`
Читать книги » Книги » Проза » Современная проза » Аркадий Вайнер - Петля и камень на зелёной траве

Аркадий Вайнер - Петля и камень на зелёной траве

Перейти на страницу:

– Распишитесь, на этом бланке, что у вас нет никаких имущественных претензий к государству…

– Я не могу! – закричала я. – Мне надо увидеть Алешу!…

– Замолчите! Еще слово, и я велю надеть на вас смирительную рубаху! Цыц! Епанчина вы больше не увидите никогда. Никогда! И запомните как следует, зарубите у себя на носу, повторяйте это каждым утром – вы бы сейчас в Сычевку ехали, если бы не хлопоты и усилия Епанчина. Поэтому, когда вы приедете на свою еврейскую родину, упаси вас Бог начать там болтать чего-нибудь. Если вы хотите, чтобы он был жив – онемейте навсегда! Он поручился за вас и добровольно предложил себя заложником, пусть хоть слово вы где-нибудь вякнете, мы его тут мгновенно ликвидируем! Вы меня поняли? Он жив, пока вы молчите! Поняли? Поняли?…

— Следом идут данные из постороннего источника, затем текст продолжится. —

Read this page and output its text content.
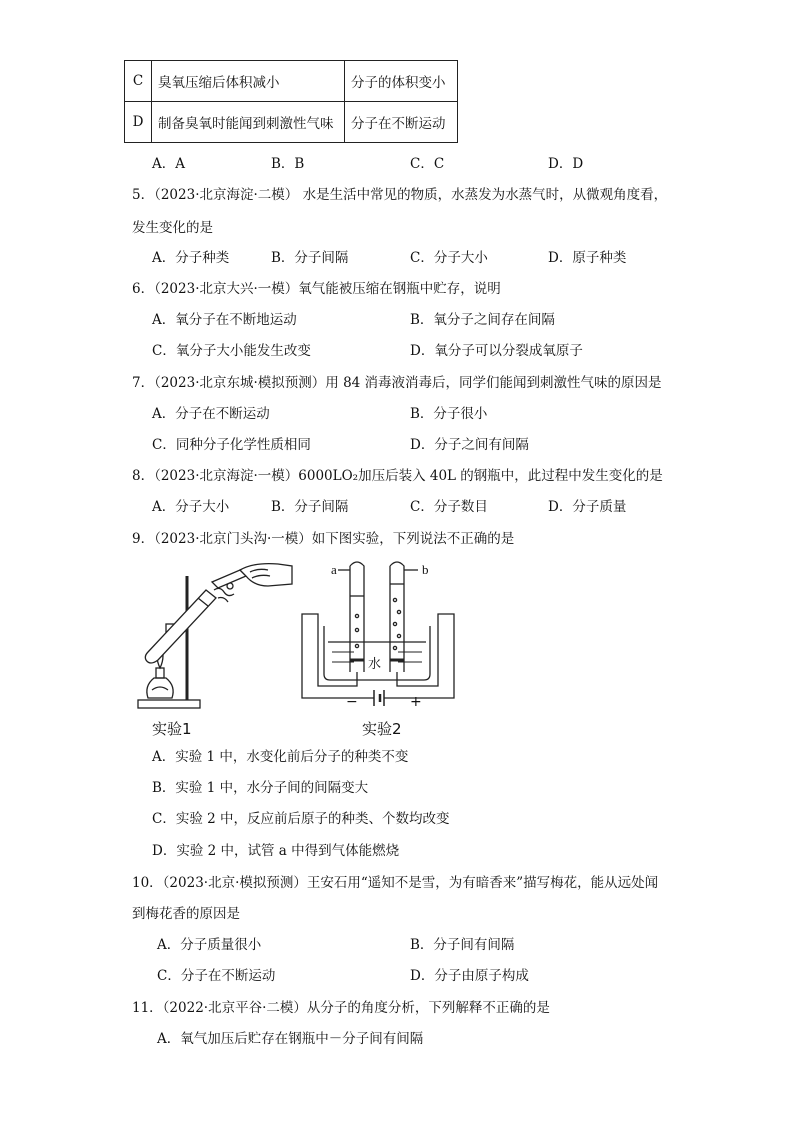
C	臭氧压缩后体积减小	分子的体积变小
D	制备臭氧时能闻到刺激性气味	分子在不断运动
A．A	B．B	C．C	D．D
5．（2023·北京海淀·二模） 水是生活中常见的物质，水蒸发为水蒸气时，从微观角度看，
发生变化的是
A．分子种类	B．分子间隔	C．分子大小	D．原子种类
6．（2023·北京大兴·一模）氧气能被压缩在钢瓶中贮存，说明
A．氧分子在不断地运动	B．氧分子之间存在间隔
C．氧分子大小能发生改变	D．氧分子可以分裂成氧原子
7．（2023·北京东城·模拟预测）用 84 消毒液消毒后，同学们能闻到刺激性气味的原因是
A．分子在不断运动	B．分子很小
C．同种分子化学性质相同	D．分子之间有间隔
8．（2023·北京海淀·一模）6000LO₂加压后装入 40L 的钢瓶中，此过程中发生变化的是
A．分子大小	B．分子间隔	C．分子数目	D．分子质量
9．（2023·北京门头沟·一模）如下图实验，下列说法不正确的是
a	b
水
−	+
实验1	实验2
A．实验 1 中，水变化前后分子的种类不变
B．实验 1 中，水分子间的间隔变大
C．实验 2 中，反应前后原子的种类、个数均改变
D．实验 2 中，试管 a 中得到气体能燃烧
10．（2023·北京·模拟预测）王安石用“遥知不是雪，为有暗香来”描写梅花，能从远处闻
到梅花香的原因是
A．分子质量很小	B．分子间有间隔
C．分子在不断运动	D．分子由原子构成
11．（2022·北京平谷·二模）从分子的角度分析，下列解释不正确的是
A．氧气加压后贮存在钢瓶中－分子间有间隔
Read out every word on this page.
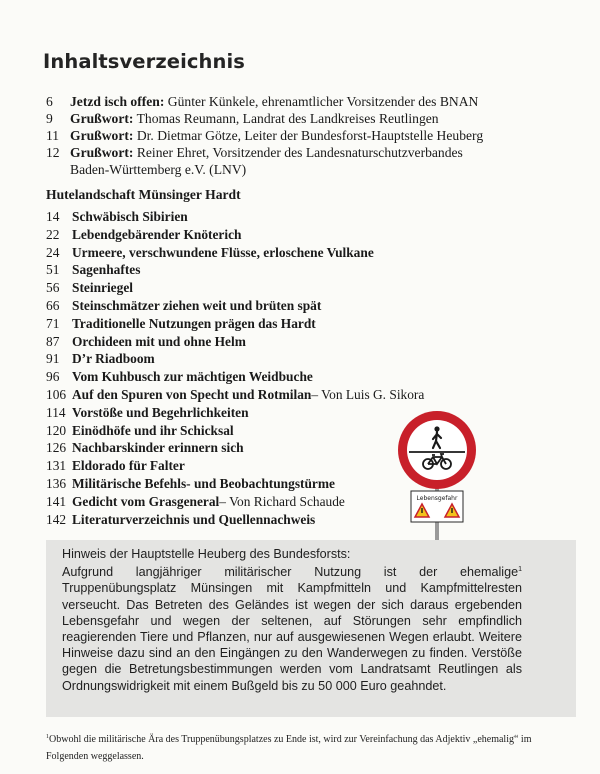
Inhaltsverzeichnis
6	Jetzd isch offen: Günter Künkele, ehrenamtlicher Vorsitzender des BNAN
9	Grußwort: Thomas Reumann, Landrat des Landkreises Reutlingen
11 Grußwort: Dr. Dietmar Götze, Leiter der Bundesforst-Hauptstelle Heuberg
12 Grußwort: Reiner Ehret, Vorsitzender des Landesnaturschutzverbandes
Baden-Württemberg e.V. (LNV)
Hutelandschaft Münsinger Hardt
14 Schwäbisch Sibirien
22 Lebendgebärender Knöterich
24 Urmeere, verschwundene Flüsse, erloschene Vulkane
51 Sagenhaftes
56 Steinriegel
66 Steinschmätzer ziehen weit und brüten spät
71 Traditionelle Nutzungen prägen das Hardt
87 Orchideen mit und ohne Helm
91 D’r Riadboom
96 Vom Kuhbusch zur mächtigen Weidbuche
106 Auf den Spuren von Specht und Rotmilan – Von Luis G. Sikora
114 Vorstöße und Begehrlichkeiten
120 Einödhöfe und ihr Schicksal
126 Nachbarskinder erinnern sich
131 Eldorado für Falter
136 Militärische Befehls- und Beobachtungstürme
141 Gedicht vom Grasgeneral – Von Richard Schaude
142 Literaturverzeichnis und Quellennachweis
Lebensgefahr
Hinweis der Hauptstelle Heuberg des Bundesforsts:
Aufgrund langjähriger militärischer Nutzung ist der ehemalige$^1$ Truppenübungsplatz Münsingen mit Kampfmitteln und Kampfmittelresten verseucht. Das Betreten des Geländes ist wegen der sich daraus ergebenden Lebensgefahr und wegen der seltenen, auf Störungen sehr empfindlich reagierenden Tiere und Pflanzen, nur auf ausgewiesenen Wegen erlaubt. Weitere Hinweise dazu sind an den Eingängen zu den Wanderwegen zu finden. Verstöße gegen die Betretungsbestimmungen werden vom Landratsamt Reutlingen als Ordnungswidrigkeit mit einem Bußgeld bis zu 50 000 Euro geahndet.
$^1$Obwohl die militärische Ära des Truppenübungsplatzes zu Ende ist, wird zur Vereinfachung das Adjektiv „ehemalig“ im Folgenden weggelassen.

Алеша, Алешенька. Ты все-таки спас меня. Алешенька, любимый, ты положил за меня свою жизнь. Алешенька, я не хочу…

– Вставайте, все, пошли…

65. АЛЕШКА. ОНИ ВЕДЬ ТОЖЕ ЛЮДИ?

В стеклянном коридоре показалось несколько человек. Они шли со своими сумками и баулами по освещенному солнцем проходу, и прозрачная кишка перрона была похожа на кинопленку, но в ней кадры не двигались, а люди сами переходили из одной стеклянной клеточки в другую. Они останавливались в солнечно-бликующих квадратиках и беззвучно кричали что-то в нашу сторону и махали руками и поклажей своей в нашу сторону. Я оглянулся – позади нас громоздились на частые прутья забора провожающие. Они карабкались друг другу на плечи – чтобы в последний раз увидеть своих дорогих, они просовывали руки между прутьями, они ползли и пластались по забору. И громко, отчаянно рыдали.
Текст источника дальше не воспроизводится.